I buy lots of baskets and boxes, but I just end up hiding stuff in them, not really organizing. How do I set up storage systems that actually work?—Jaheen C.
I see this all the time. People go shopping with the best intentions and grab a bunch of containers without being sure of what it is they’re going to containerize. You can head off this problem by focusing on one area at a time—say, the playroom or the linen closet—and doing some advance work.
Before shopping for storage supplies, remove all the items from your trouble spot and sort them into global categories. For a playroom, that might be art supplies, plush toys, dolls, vehicles, and building toys. Then, and this is the part that people usually skip, go back to those groupings and divide them even further into subcategories—say, small plush toys and large plush toys. Plan to give each subcategory its own container. Now go shopping.
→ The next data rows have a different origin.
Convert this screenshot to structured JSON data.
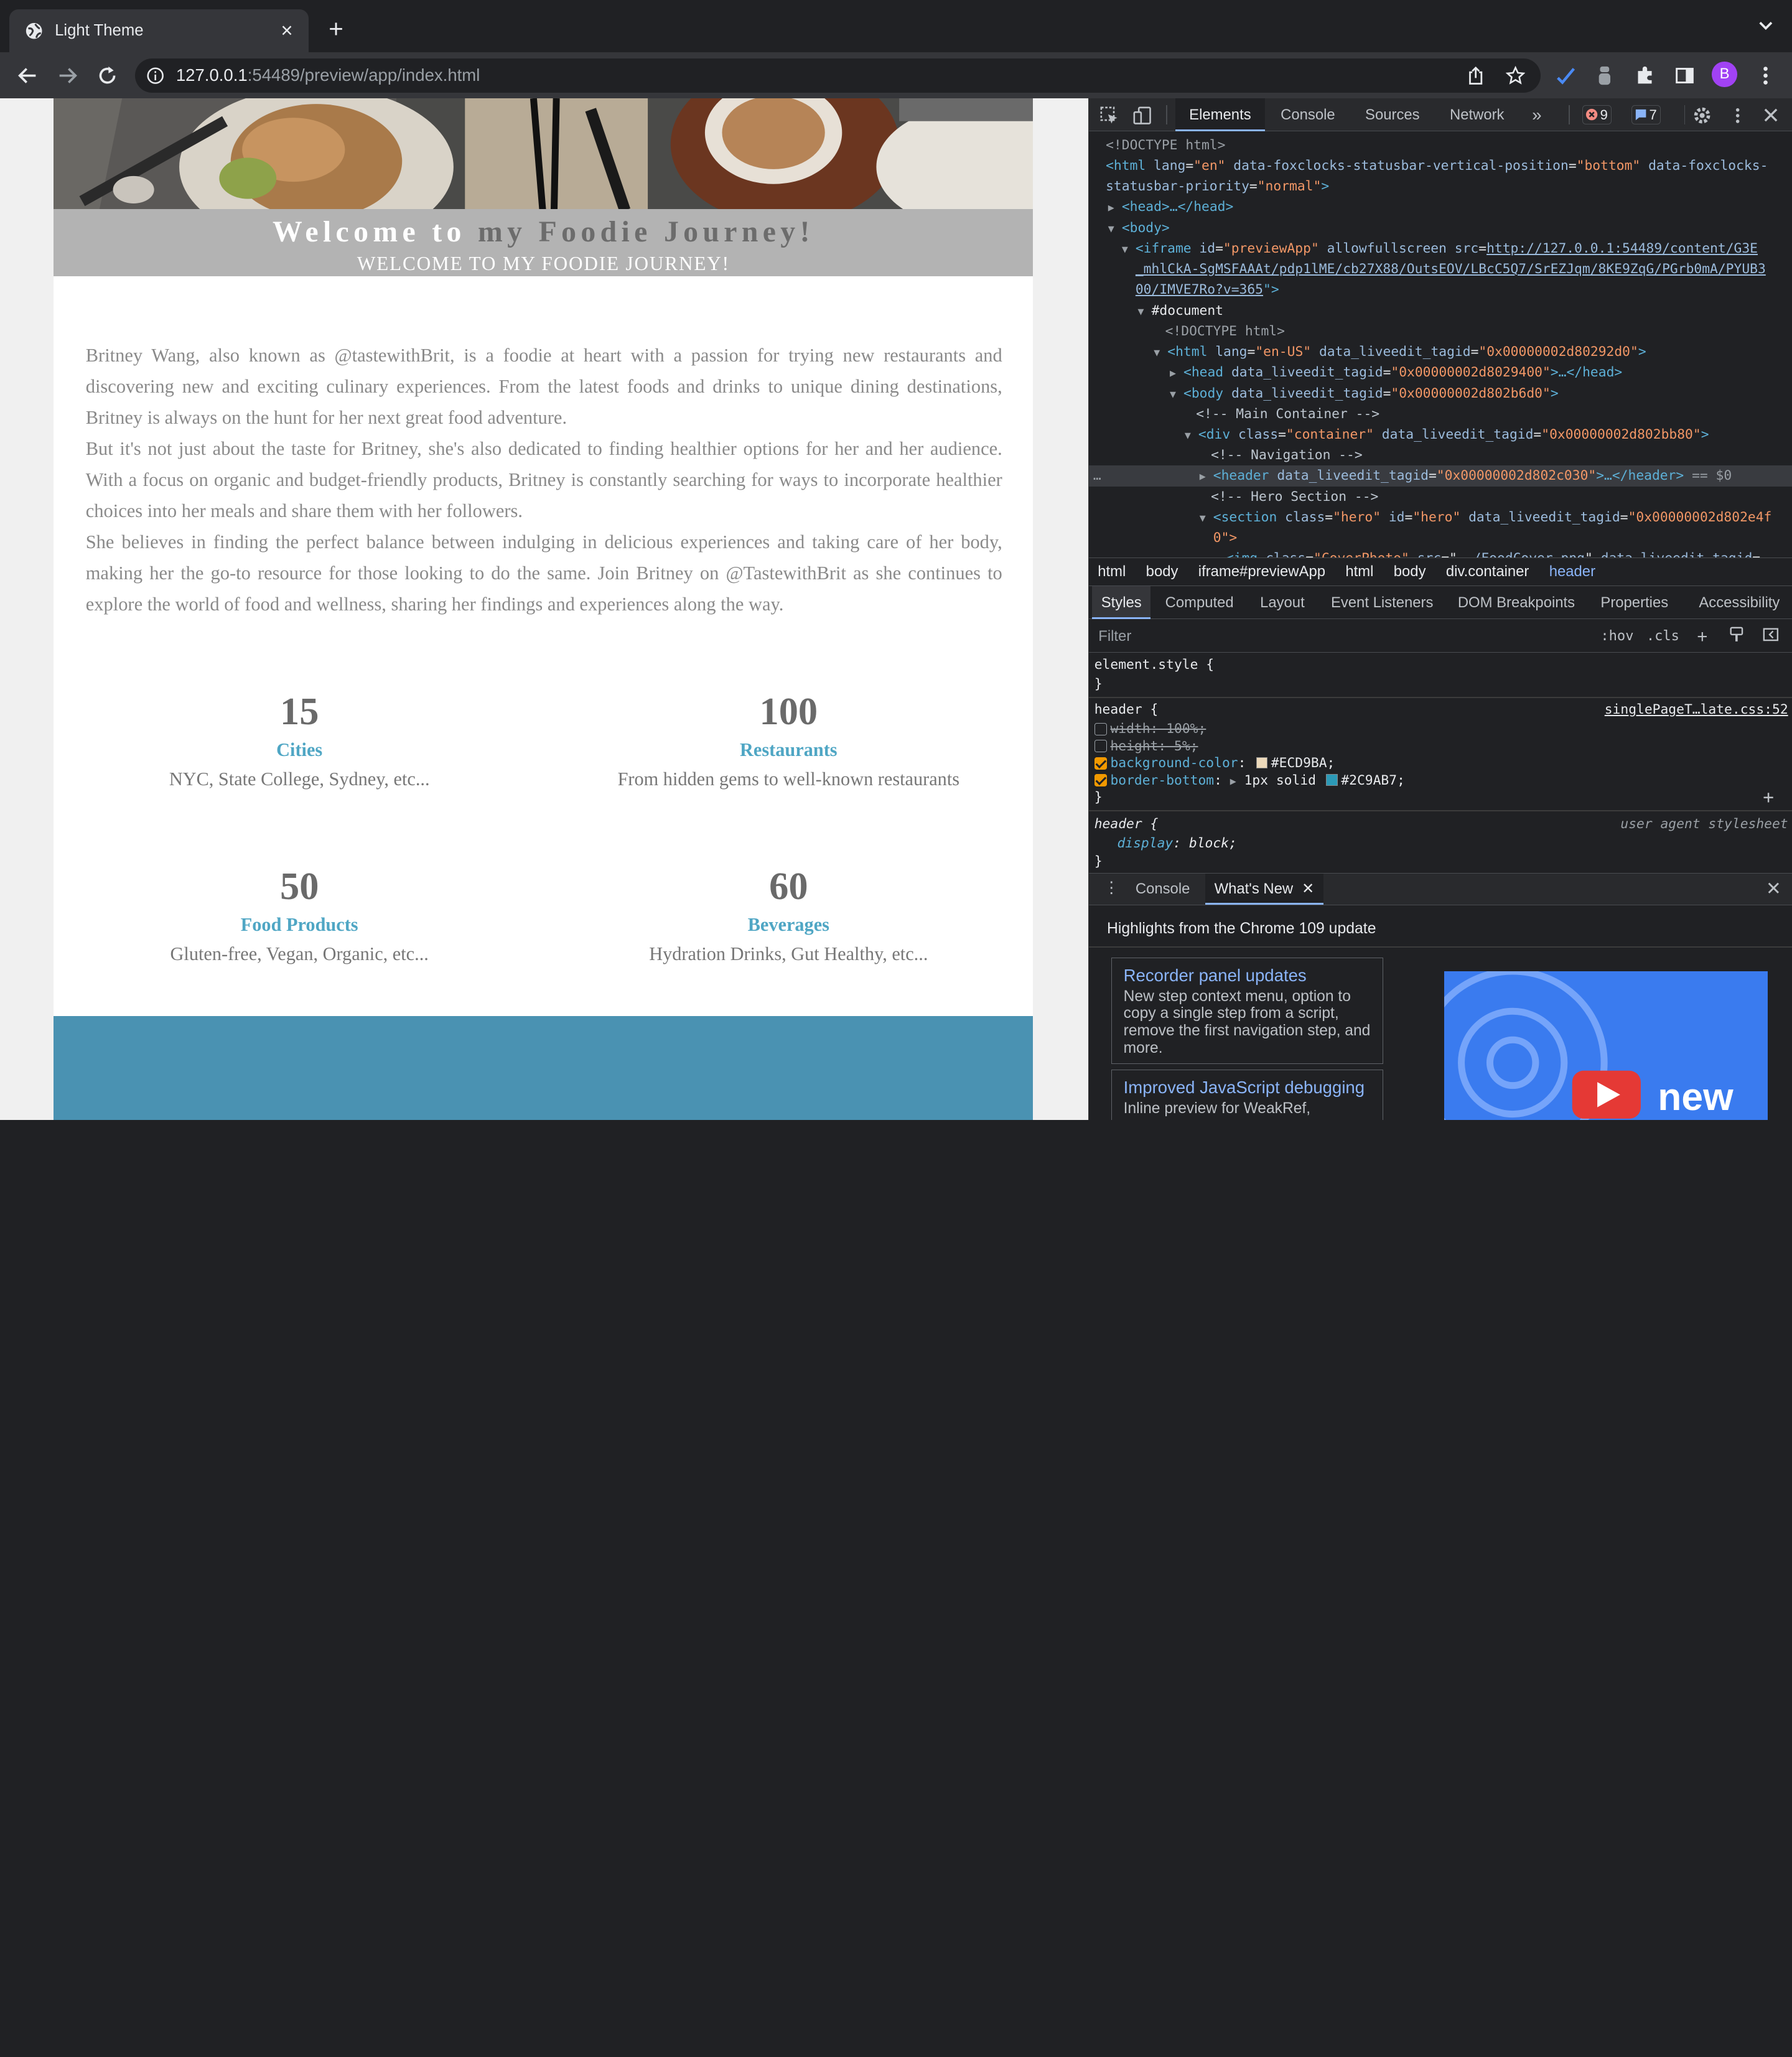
{
  "browser": {
    "tab_title": "Light Theme",
    "tab_close": "×",
    "new_tab": "+",
    "url_host": "127.0.0.1",
    "url_rest": ":54489/preview/app/index.html",
    "profile_initial": "B"
  },
  "page": {
    "hero_title_part1": "Welcome to ",
    "hero_title_part2": "my Foodie Journey!",
    "hero_subtitle": "WELCOME TO MY FOODIE JOURNEY!",
    "intro_paragraphs": [
      "Britney Wang, also known as @tastewithBrit, is a foodie at heart with a passion for trying new restaurants and discovering new and exciting culinary experiences. From the latest foods and drinks to unique dining destinations, Britney is always on the hunt for her next great food adventure.",
      "But it's not just about the taste for Britney, she's also dedicated to finding healthier options for her and her audience. With a focus on organic and budget-friendly products, Britney is constantly searching for ways to incorporate healthier choices into her meals and share them with her followers.",
      "She believes in finding the perfect balance between indulging in delicious experiences and taking care of her body, making her the go-to resource for those looking to do the same. Join Britney on @TastewithBrit as she continues to explore the world of food and wellness, sharing her findings and experiences along the way."
    ],
    "stats": [
      {
        "number": "15",
        "label": "Cities",
        "desc": "NYC, State College, Sydney, etc..."
      },
      {
        "number": "100",
        "label": "Restaurants",
        "desc": "From hidden gems to well-known restaurants"
      },
      {
        "number": "50",
        "label": "Food Products",
        "desc": "Gluten-free, Vegan, Organic, etc..."
      },
      {
        "number": "60",
        "label": "Beverages",
        "desc": "Hydration Drinks, Gut Healthy, etc..."
      }
    ]
  },
  "devtools": {
    "tabs": [
      "Elements",
      "Console",
      "Sources",
      "Network"
    ],
    "more_tabs": "»",
    "errors_count": "9",
    "messages_count": "7",
    "dom": {
      "l1": "<!DOCTYPE html>",
      "l2_attr1": "lang",
      "l2_val1": "\"en\"",
      "l2_attr2": "data-foxclocks-statusbar-vertical-position",
      "l2_val2": "\"bottom\"",
      "l2_attr3": "data-foxclocks-",
      "l3_attr": "statusbar-priority",
      "l3_val": "\"normal\"",
      "l4": "<head>…</head>",
      "l5": "<body>",
      "l6_attr1": "id",
      "l6_val1": "\"previewApp\"",
      "l6_attr2": "allowfullscreen",
      "l6_attr3": "src",
      "l6_link1": "http://127.0.0.1:54489/content/G3E",
      "l7_link": "_mhlCkA-SgMSFAAAt/pdp1lME/cb27X88/OutsEOV/LBcC5Q7/SrEZJqm/8KE9ZqG/PGrb0mA/PYUB3",
      "l8_link": "00/IMVE7Ro?v=365",
      "l9": "#document",
      "l10": "<!DOCTYPE html>",
      "l11_attr1": "lang",
      "l11_val1": "\"en-US\"",
      "l11_attr2": "data_liveedit_tagid",
      "l11_val2": "\"0x00000002d80292d0\"",
      "l12_val": "\"0x00000002d8029400\"",
      "l13_val": "\"0x00000002d802b6d0\"",
      "l14": "<!-- Main Container -->",
      "l15_val1": "\"container\"",
      "l15_val2": "\"0x00000002d802bb80\"",
      "l16": "<!-- Navigation -->",
      "l17_val": "\"0x00000002d802c030\"",
      "l17_suffix": "== $0",
      "l18": "<!-- Hero Section -->",
      "l19_val1": "\"hero\"",
      "l19_val2": "\"hero\"",
      "l19_val3": "\"0x00000002d802e4f",
      "l20": "0\">",
      "l21_val1": "\"CoverPhoto\"",
      "l21_link": "../FoodCover.png"
    },
    "breadcrumbs": [
      "html",
      "body",
      "iframe#previewApp",
      "html",
      "body",
      "div.container",
      "header"
    ],
    "style_tabs": [
      "Styles",
      "Computed",
      "Layout",
      "Event Listeners",
      "DOM Breakpoints",
      "Properties",
      "Accessibility"
    ],
    "filter_placeholder": "Filter",
    "hov": ":hov",
    "cls": ".cls",
    "rules": {
      "element_style": "element.style {",
      "header_selector": "header {",
      "header_source": "singlePageT…late.css:52",
      "width_decl": "width: 100%;",
      "height_decl": "height: 5%;",
      "bg_prop": "background-color",
      "bg_value": "#ECD9BA;",
      "bg_swatch": "#ECD9BA",
      "border_prop": "border-bottom",
      "border_value_pre": "1px solid",
      "border_value": "#2C9AB7;",
      "border_swatch": "#2C9AB7",
      "ua_selector": "header {",
      "ua_source": "user agent stylesheet",
      "display_decl": "display",
      "display_value": "block;",
      "close_brace": "}"
    },
    "drawer": {
      "console": "Console",
      "whats_new": "What's New",
      "highlights": "Highlights from the Chrome 109 update",
      "cards": [
        {
          "title": "Recorder panel updates",
          "body": "New step context menu, option to copy a single step from a script, remove the first navigation step, and more."
        },
        {
          "title": "Improved JavaScript debugging",
          "body": "Inline preview for WeakRef,"
        }
      ],
      "promo_text": "new"
    }
  }
}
For storage behind closed doors, try clear plastic bins—with covers, when practical—so you can easily see the contents. If the containers will be on display, you’ll want something nice looking, like matching cube-shaped baskets. In either case, it’s more important that the containers be uniform than that they be sized perfectly for the contents. If some containers have extra space, that’s fine. Resist the temptation to fill them. You don’t want to create any “hybrid” zones—that’s how the trouble starts. A client will put dolls in a bin, for example, and then say to herself, Oh, look, there’s some room in there. I’ll put the puzzles on the bottom, because we don’t use them that often. But guess what: You won’t remember that the puzzles are in there, because it’s the doll bin! And now you’ve undermined yourself. Keep subcategories separate and you’ll always know where to put things away and where to find them.